Three lymphomas, serially transplantable in Syrian hamster neonates, have been derived by intraperitoneal implantation of lymphoblasts from the peripheral blood of two pediatric patients with lymphosarcoma that had undergone progression to acute lymphoblastic leukemia. Two of the neoplasms are serially transplantable in normal, untreated Syrian hamster neonates. The third is transplantable only in neonatal hamsters treated with rabbit antiserum to hamster thymus cells, antilymphocyte serum, (ALS). None is transplantable in adult hamsters. These experimental tumors in the hamster neonate have been examined for their responses to chemotherapy, immunotherapy, or both. Agents were administered in a single dose intraperitoneally, 7 days after implantation.

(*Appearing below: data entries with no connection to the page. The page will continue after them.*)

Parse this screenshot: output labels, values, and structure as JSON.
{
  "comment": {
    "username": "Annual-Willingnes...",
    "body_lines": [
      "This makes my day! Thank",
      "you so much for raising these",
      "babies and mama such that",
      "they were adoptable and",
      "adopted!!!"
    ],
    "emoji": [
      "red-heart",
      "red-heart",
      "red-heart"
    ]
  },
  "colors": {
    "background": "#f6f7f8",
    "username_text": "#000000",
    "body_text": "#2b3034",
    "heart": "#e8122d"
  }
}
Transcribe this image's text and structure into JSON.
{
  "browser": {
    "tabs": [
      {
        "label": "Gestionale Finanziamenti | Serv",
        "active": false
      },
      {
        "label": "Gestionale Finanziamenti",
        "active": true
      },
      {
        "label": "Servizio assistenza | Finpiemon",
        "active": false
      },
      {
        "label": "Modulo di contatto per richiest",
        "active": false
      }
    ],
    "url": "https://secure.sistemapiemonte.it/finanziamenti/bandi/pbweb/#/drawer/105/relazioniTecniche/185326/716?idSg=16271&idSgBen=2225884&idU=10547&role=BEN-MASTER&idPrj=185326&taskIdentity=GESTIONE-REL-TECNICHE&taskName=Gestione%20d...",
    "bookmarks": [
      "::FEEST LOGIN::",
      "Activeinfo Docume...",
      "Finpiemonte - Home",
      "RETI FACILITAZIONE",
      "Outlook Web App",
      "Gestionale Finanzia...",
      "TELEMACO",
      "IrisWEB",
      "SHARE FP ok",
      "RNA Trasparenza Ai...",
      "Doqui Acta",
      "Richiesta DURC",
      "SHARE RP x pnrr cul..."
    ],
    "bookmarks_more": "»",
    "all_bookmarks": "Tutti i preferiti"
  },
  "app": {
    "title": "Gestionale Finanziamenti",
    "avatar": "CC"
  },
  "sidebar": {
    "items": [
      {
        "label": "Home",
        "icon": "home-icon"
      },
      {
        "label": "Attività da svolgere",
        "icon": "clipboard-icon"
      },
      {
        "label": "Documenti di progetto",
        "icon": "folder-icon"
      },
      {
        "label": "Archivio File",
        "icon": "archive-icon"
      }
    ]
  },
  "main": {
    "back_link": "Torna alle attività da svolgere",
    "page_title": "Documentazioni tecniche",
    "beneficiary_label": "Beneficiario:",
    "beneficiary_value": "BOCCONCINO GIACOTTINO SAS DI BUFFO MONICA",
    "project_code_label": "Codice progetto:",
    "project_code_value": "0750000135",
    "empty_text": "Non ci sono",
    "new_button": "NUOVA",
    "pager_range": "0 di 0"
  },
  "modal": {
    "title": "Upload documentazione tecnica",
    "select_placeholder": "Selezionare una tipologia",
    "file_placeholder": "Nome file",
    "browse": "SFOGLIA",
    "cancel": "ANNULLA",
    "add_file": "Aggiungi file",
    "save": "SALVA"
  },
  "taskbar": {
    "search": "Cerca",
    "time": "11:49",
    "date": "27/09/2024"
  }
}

Methotrexate more effectively controlled tumor growth than did 6‐MP, prednisone, Cytoxan, vincristine, actinomycin D, or D54 · naponate (listed roughly in decreasing order of effectiveness). An antiserum made in rabbits against the human tumor cells was ineffective when administered at 7 days, but highly inhibitory in the first 1–3 days. Immunization of the mother with tumor cells at 23–75 days before littering prevented tumor growth in neonatally challenged offspring. Treatment of the neonate with spleen cells derived from adult normal or specifically sensitized hamster donors was also effective in inhibiting tumor growth. The data suggest that human lymphoma serially transplantable in the newborn hamster may constitute a system practical for the study of potentially useful chemotherapeutic or immunotherapeutic agents. Such a system might be especially applicable in the study of chemical agents which are active against human cells in vitro but inactive in standard mouse tumor assays in vivo.